The second piece comes from an American couple we know who were in Burma at the time of the demonstration and its aftermath.
They've won. Hope has left the country. They've proved that you should never wear a robe to a gun fight... Once they knew the world was going to play the same old tired hand that it's been playing for the last nineteen years, they knew the game was theirs.
Meanwhile at Home:
This year we have raised $28,000 for our endowment, and have a promise of $20,000 additional funds from the Virginia Wellington Cabot Foundation. And we have raised $130,743 for the operating budget so far this year, as compared $171,452 for all of last year. In addition we have received $30,512 from the B.K. Kee Foundation for our work with the Chin in India, and we are still hopeful about proposals we have to the Mary Lynn Richardson Foundation and the Dorothea Haus Ross Foundation. We do note with some concern that we have received funds from only 259 donors this year, and that is about 200 short of the total donors who gave last year. We are also troubled by the continuing fall of the dollar versus the Thai baht, and the Indian Rupee. We need to raise substantially more money this year to provide the same services as last year. We do hope all of you who have donated in the past will be able to help us again this year.

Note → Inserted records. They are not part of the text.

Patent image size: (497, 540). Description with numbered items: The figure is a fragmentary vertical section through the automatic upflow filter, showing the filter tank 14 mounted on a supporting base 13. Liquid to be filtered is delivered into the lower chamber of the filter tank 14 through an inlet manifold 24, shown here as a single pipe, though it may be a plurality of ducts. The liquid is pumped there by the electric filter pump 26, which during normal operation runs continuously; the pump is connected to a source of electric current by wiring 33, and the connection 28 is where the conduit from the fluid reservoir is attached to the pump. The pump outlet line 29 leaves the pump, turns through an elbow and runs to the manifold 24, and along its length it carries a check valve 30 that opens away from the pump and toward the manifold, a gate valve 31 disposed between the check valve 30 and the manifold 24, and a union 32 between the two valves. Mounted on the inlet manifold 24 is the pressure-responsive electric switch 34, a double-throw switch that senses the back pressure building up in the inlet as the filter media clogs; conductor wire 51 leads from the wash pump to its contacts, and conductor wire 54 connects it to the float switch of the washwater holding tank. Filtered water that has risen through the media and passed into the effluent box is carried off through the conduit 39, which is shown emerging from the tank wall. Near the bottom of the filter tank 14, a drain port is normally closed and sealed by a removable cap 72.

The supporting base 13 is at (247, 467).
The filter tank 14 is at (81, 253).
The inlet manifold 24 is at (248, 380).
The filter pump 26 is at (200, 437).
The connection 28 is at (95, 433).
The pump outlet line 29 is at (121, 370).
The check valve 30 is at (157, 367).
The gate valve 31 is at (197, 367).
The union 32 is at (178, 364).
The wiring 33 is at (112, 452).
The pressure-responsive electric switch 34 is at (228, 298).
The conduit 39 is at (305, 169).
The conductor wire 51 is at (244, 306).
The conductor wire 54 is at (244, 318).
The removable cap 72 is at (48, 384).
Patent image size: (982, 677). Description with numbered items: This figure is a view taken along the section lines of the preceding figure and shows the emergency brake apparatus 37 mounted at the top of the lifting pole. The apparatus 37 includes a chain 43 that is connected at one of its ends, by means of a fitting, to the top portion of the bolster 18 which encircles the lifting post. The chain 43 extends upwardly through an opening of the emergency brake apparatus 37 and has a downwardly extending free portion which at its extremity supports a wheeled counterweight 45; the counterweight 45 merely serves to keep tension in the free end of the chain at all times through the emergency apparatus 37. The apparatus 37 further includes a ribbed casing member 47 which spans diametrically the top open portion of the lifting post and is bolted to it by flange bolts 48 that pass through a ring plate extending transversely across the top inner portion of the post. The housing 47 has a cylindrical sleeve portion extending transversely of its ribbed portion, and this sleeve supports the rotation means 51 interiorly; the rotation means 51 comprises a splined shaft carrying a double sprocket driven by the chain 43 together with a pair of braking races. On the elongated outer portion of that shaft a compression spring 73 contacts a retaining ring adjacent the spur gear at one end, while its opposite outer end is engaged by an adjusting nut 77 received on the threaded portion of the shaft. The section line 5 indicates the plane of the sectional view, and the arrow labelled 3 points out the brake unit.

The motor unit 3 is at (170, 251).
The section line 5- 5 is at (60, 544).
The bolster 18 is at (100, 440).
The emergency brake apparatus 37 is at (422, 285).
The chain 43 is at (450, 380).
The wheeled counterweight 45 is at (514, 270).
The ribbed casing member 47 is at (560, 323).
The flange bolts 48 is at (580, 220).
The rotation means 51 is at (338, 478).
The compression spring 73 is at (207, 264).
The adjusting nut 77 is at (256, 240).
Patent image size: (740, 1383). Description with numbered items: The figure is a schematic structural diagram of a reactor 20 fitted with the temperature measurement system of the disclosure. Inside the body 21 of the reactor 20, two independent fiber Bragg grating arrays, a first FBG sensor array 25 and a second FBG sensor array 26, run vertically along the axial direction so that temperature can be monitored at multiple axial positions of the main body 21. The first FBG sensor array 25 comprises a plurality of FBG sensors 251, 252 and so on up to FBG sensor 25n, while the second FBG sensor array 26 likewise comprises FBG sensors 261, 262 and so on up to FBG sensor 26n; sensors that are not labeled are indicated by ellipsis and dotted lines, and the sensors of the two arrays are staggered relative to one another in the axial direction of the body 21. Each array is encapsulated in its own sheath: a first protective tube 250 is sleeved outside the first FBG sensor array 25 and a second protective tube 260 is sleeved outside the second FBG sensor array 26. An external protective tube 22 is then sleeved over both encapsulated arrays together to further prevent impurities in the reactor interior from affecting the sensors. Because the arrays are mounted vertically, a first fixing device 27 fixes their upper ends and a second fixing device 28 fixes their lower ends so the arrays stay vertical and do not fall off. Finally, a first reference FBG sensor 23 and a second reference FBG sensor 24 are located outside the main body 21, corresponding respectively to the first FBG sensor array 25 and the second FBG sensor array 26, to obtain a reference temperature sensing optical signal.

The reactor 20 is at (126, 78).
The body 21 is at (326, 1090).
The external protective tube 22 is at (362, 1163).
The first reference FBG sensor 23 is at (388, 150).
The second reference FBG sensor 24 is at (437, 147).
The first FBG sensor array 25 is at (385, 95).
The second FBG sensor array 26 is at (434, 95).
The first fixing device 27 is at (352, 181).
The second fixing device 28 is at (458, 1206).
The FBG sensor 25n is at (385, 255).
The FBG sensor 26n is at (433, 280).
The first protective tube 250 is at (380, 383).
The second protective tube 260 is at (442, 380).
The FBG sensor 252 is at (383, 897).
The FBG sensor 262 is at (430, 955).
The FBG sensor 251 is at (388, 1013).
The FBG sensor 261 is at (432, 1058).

November is going to be a busy month for us.
- Oct: 13 Board of Trustees Meeting
- Oct: 29 Depart for North Carolina
- Oct: 30 Meet with Ben Pickard to discuss writing a history of the Fund.
- Nov: 1 Talk for Amnesty International at UNCW (I told you I would travel to talk.)
- Nov: 8 Talk at Colgate
- Nov: 14 to 29 Trip to Brazil (personal)
We are, as always, deeply in your debt.